Negli ultimi anni diversi atleti russi hanno cambiato nazionalità per continuare a partecipare alle competizioni internazionali, una situazione che ha causato problemi a Mosca. Ora che il CIO sta riaprendo le porte alla Russia, lo stesso paese vorrebbe frenare questa “diaspora” come confermato dal ministro dello sport e presidente del Comitato Olimpico Russo (ROC), Mikhail Degtyarev che ha intenzione di stipulare una serie di contratti vincolanti per evitare che altri sportivi lascino il paese per situazioni più favorevoli.

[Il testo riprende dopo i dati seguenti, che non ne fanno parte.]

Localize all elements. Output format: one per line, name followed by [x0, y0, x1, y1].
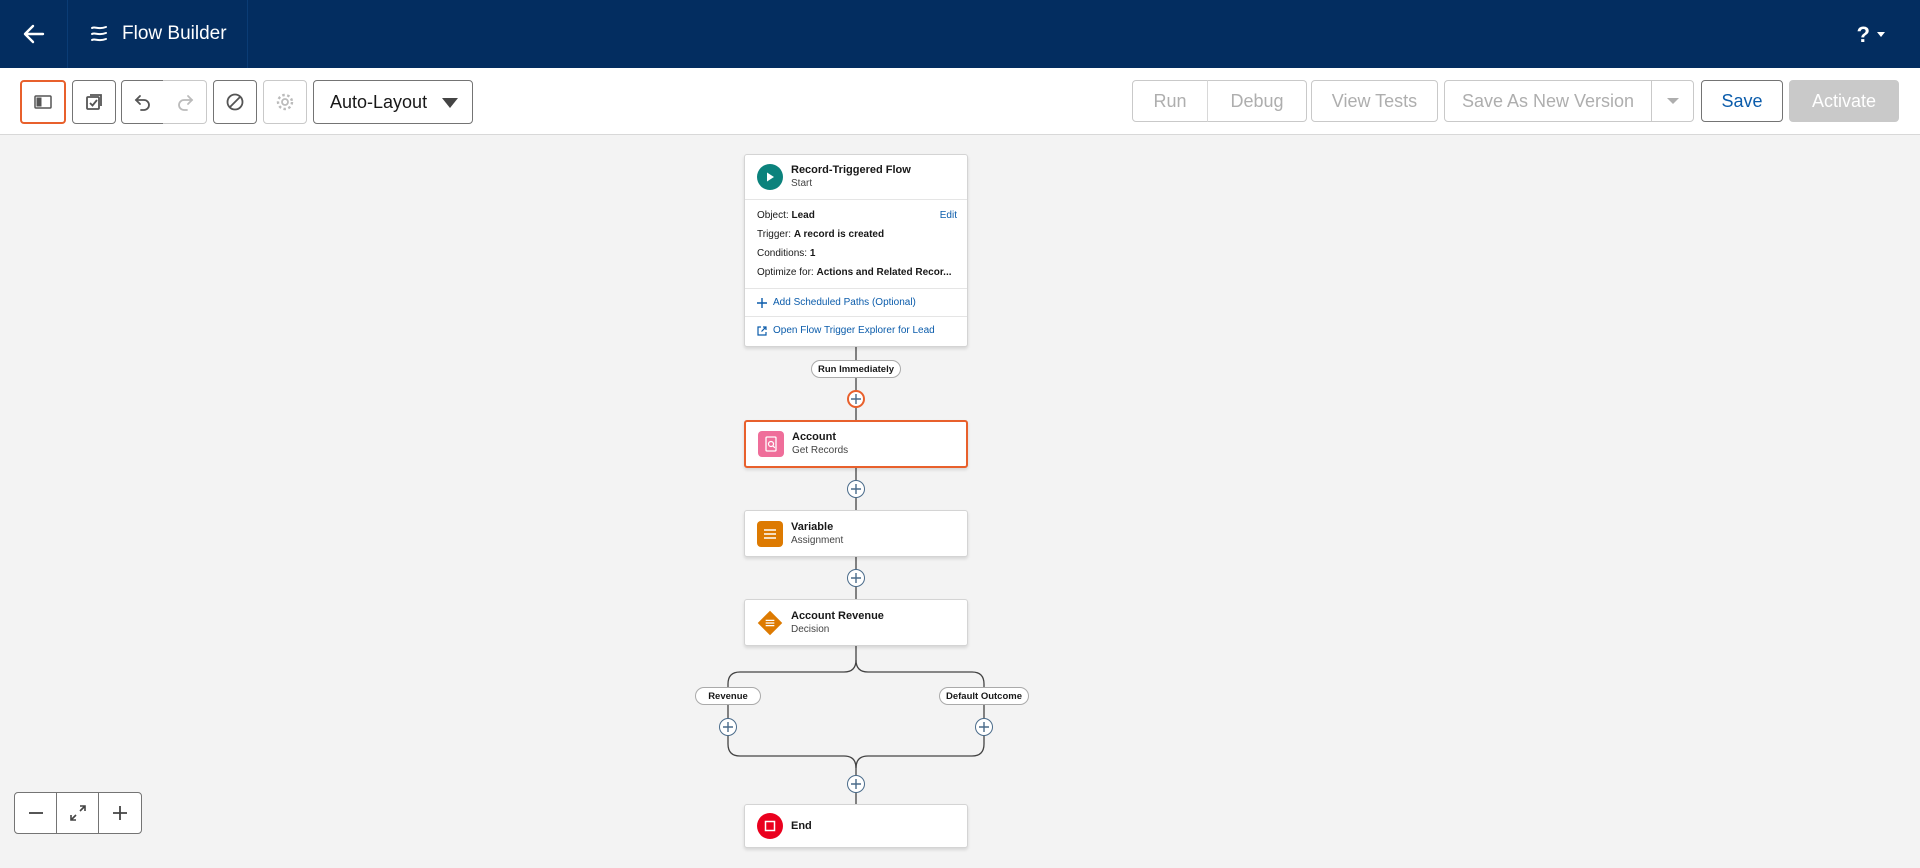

“Come ministro, non posso appoggiare la modifica della cittadinanza degli atleti. Non mi sentirete mai dire che si tratta semplicemente di una decisione personale dell’atleta. Incoraggio tutti a gareggiare sotto la bandiera di una grande potenza sportiva come la Russia. Ma se si tratta di un atleta juniores, la decisione spetta ai genitori. Non possiamo avanzare alcuna pretesa nei confronti dell’atleta stesso – ha spiegato Degtyarev in un’intervista a Sports.ru -. Credo che alla fine arriveremo a un punto in cui stipuleremo accordi legalmente vincolanti, non con lo Stato, ma tra federazioni e atleti. Quando un atleta si ritira e cambia nazione, la federazione internazionale, in conformità con i suoi statuti, gli impone un periodo di quarantena. La durata varia: da due a tre anni, a volte fino a quattro. Questa quarantena può essere revocata solo con il consenso della federazione russa dello sport in questione”.
Degtyarev ha di fatto messo un punto su questo continuo cambio di cittadinanze, tuttavia lascia aperta la porta qualora ci fosse un contributo economico da parte dell’atleta per lasciare il paese: “In teoria, se l’atleta rimborsasse tutte le spese sostenute dallo stato e dalla federazione, il periodo di quarantena potrebbe essere abbreviato. Ma in linea di principio, questo non può essere lasciato al caso – ha concluso il ministro-. Lo Stato investe ingenti somme di denaro nel percorso di carriera di un atleta, tra cui l’utilizzo delle infrastrutture, gli stipendi di allenatori e specialisti, le spese di viaggio e la partecipazione di atleti affermati alle competizioni: si tratta davvero di una cifra considerevole. Fino a 1,5 milioni di rubli all’anno per atleta”.